After the first ingestion, he confessed to his mom, Jill Eberle, whose first reaction was that the magnet would pass through her son's system without a problem. "People swallow pennies of the same size every day," she said. "They're smaller than an eraser."

But by dinnertime on the day after Braden swallowed the second magnet, he developed stomach pains. His mother thought it was either the flu or the magnets. "The magnets never left my mind," she said.



The next morning, with Braden still in pain, the family's doctor told them to go straight to the emergency room where an X-ray revealed the two magnets were stuck together.

But not stuck together the way you would think. Each had been ingested separately and both were in different segments of the intestine.

"They were attracted to each other with the wall of each segment they were in stuck together," said Dr. Sanjeev Dutta, the pediatric surgeon at Good Samaritan Hospital who would operate on Braden later that day. "Because they were so powerful, the wall of the intestine was getting squeezed, squeezed, squeezed, and then it just necrosed, or kind of rotted away, and created a hole between the two."

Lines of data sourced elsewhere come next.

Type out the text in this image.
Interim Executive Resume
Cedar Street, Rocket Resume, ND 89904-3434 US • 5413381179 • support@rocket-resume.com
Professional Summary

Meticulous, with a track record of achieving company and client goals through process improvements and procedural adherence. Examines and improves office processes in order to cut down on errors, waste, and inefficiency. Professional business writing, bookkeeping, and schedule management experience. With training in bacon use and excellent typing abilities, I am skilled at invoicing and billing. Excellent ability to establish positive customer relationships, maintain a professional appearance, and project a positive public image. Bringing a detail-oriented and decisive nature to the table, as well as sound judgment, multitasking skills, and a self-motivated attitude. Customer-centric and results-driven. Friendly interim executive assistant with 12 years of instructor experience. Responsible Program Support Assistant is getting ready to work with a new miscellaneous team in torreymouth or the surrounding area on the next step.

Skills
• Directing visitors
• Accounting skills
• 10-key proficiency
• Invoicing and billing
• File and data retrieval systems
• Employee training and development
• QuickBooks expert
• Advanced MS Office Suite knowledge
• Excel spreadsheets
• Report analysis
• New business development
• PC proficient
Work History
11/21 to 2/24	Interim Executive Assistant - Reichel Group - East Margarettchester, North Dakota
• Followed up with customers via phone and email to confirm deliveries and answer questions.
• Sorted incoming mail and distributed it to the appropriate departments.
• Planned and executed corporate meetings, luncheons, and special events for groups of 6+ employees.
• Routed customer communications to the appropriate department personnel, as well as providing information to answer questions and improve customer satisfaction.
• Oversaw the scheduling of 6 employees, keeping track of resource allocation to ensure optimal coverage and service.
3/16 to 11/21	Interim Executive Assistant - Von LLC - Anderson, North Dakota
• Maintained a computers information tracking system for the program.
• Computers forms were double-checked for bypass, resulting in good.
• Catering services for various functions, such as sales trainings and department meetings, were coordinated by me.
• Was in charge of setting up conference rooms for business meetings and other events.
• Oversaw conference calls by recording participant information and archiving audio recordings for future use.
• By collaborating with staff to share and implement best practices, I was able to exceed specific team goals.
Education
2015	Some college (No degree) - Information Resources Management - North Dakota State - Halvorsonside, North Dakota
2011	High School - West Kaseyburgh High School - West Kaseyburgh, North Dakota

Dutta, who is also an assistant professor of surgery and pediatrics at Lucile Packard Children's Hospital of Stanford University (which provides pediatric surgical services to Good Samaritan), has co-authored an article on the episode, which is published in the February issue of the Archives of Pediatric and Adolescent Medicine.

According to the U.S. Consumer Product Safety Commission (CPSC), there has been at least one death attributed to magnet ingestion, and at least 19 children required surgery after they swallowed magnets or pieces of metal (that can get stuck to the magnet).